Total Error Framework (TEF) for Big Data as the basis for the handout
Based on the TEF for Big Data, a working group of the German Data Forum developed guiding questions on potential sources of error in scientific work with unstructured data. These questions were discussed at a workshop with experts from various disciplines. Based on the results, the German Data Forum describes the challenges in collecting and using unstructured data and creates a basis for quality standards.
The complete publication is available for free download on the German Data Forum website: https://www.konsortswd.de/en/publication/unstructured-data/
The German Data Forum (RatSWD) advises the federal government and the governments in the federal states on expanding and improving the research data infrastructure for the empirical social, behavioural and economic sciences since 2004. The German Data Forum (RatSWD) is made up of ten elected representatives from the social, behavioural, and economic disciplines who work together with ten representatives from key data producers.

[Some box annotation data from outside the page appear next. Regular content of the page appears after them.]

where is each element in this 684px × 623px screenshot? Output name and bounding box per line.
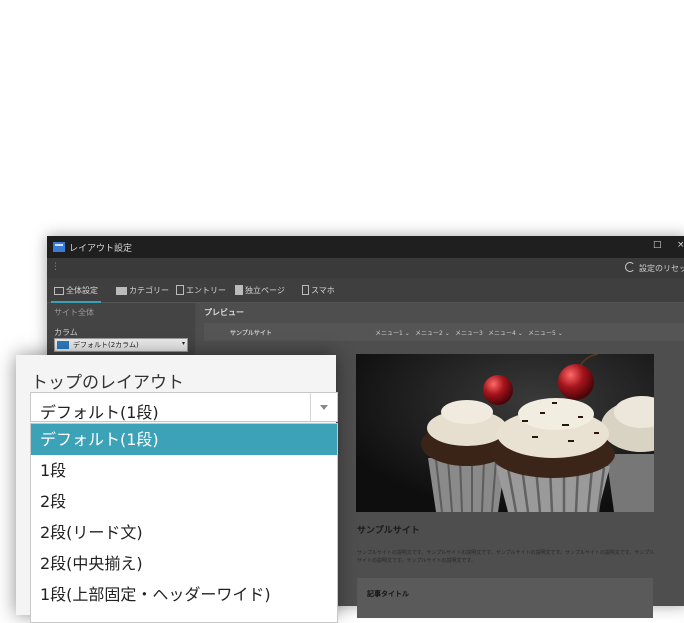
option-default-1col[interactable]: デフォルト(1段) xyxy=(31,424,337,455)
toolbar: ⋮ 設定のリセット xyxy=(47,258,684,278)
preview-menu-item: メニュー4 ⌄ xyxy=(488,330,523,337)
tab-global[interactable]: 全体設定 xyxy=(51,285,101,303)
preview-menu-item: メニュー1 ⌄ xyxy=(375,330,410,337)
preview-site-name: サンプルサイト xyxy=(230,330,272,337)
preview-label: プレビュー xyxy=(204,308,244,317)
tab-entry[interactable]: エントリー xyxy=(176,285,226,296)
maximize-button[interactable]: □ xyxy=(653,240,662,250)
preview-menu-item: メニュー2 ⌄ xyxy=(415,330,450,337)
reset-settings-label: 設定のリセット xyxy=(639,264,684,273)
tab-category[interactable]: カテゴリー xyxy=(116,285,169,296)
column-select-value: デフォルト(2カラム) xyxy=(73,341,139,349)
preview-nav: サンプルサイト メニュー1 ⌄ メニュー2 ⌄ メニュー3 メニュー4 ⌄ メニ… xyxy=(204,323,684,341)
monitor-icon xyxy=(54,287,64,295)
window-title: レイアウト設定 xyxy=(69,244,133,254)
title-bar: レイアウト設定 □ × xyxy=(47,236,684,258)
tab-smartphone[interactable]: スマホ xyxy=(302,285,335,296)
chevron-down-icon[interactable] xyxy=(310,393,337,421)
top-layout-options: デフォルト(1段) 1段 2段 2段(リード文) 2段(中央揃え) 1段(上部固… xyxy=(30,423,338,623)
top-layout-select[interactable]: デフォルト(1段) xyxy=(30,392,338,422)
tab-label: 全体設定 xyxy=(66,286,98,295)
close-button[interactable]: × xyxy=(677,240,684,250)
tab-bar: 全体設定 カテゴリー エントリー 独立ページ スマホ xyxy=(47,278,684,303)
refresh-icon xyxy=(625,262,635,272)
option-1col-fixed-header-wide[interactable]: 1段(上部固定・ヘッダーワイド) xyxy=(31,579,337,610)
tab-label: 独立ページ xyxy=(245,286,285,295)
preview-article-title: 記事タイトル xyxy=(367,590,409,598)
toolbar-grip-icon: ⋮ xyxy=(51,262,60,272)
option-1col[interactable]: 1段 xyxy=(31,455,337,486)
page-icon xyxy=(235,285,243,295)
phone-icon xyxy=(302,285,309,295)
section-heading: サイト全体 xyxy=(54,308,94,317)
app-icon xyxy=(53,242,65,252)
preview-menu-item: メニュー3 xyxy=(455,330,483,337)
column-label: カラム xyxy=(54,328,78,337)
chevron-down-icon: ▾ xyxy=(181,340,185,347)
layout-swatch-icon xyxy=(57,341,69,349)
top-layout-panel: トップのレイアウト デフォルト(1段) デフォルト(1段) 1段 2段 2段(リ… xyxy=(16,355,338,623)
preview-site-description: サンプルサイトの説明文です。サンプルサイトの説明文です。サンプルサイトの説明文で… xyxy=(357,550,655,564)
preview-menu-item: メニュー5 ⌄ xyxy=(528,330,563,337)
top-layout-select-value: デフォルト(1段) xyxy=(40,403,159,422)
top-layout-label: トップのレイアウト xyxy=(31,373,184,393)
document-icon xyxy=(176,285,184,295)
tab-label: スマホ xyxy=(311,286,335,295)
tab-label: エントリー xyxy=(186,286,226,295)
option-2col-lead[interactable]: 2段(リード文) xyxy=(31,517,337,548)
reset-settings-button[interactable]: 設定のリセット xyxy=(625,262,684,274)
tab-label: カテゴリー xyxy=(129,286,169,295)
cupcake-image xyxy=(356,354,654,512)
folder-icon xyxy=(116,287,127,295)
preview-site-title: サンプルサイト xyxy=(357,526,420,536)
column-select[interactable]: デフォルト(2カラム) ▾ xyxy=(54,338,188,352)
hero-image xyxy=(356,354,654,512)
option-2col-center[interactable]: 2段(中央揃え) xyxy=(31,548,337,579)
tab-page[interactable]: 独立ページ xyxy=(235,285,285,296)
option-2col[interactable]: 2段 xyxy=(31,486,337,517)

The German Data Forum (RatSWD) is part of the Consortium for Social, Behavioural, Educational, and Economic sciences (KonsortSWD) in the National Research Data Infrastructure (NFDI). It acts as an institutionalised forum for dialogue between science and data producers, as well as developing recommendations and opinions. It is committed to supporting an infrastructure that enables sciences to have broad, flexible, and secure data access. These data are provided by state, science-based, and private-sector actors. The German Data Forum (RatSWD) has currently accredited 42 research data centres and encourages their cooperation.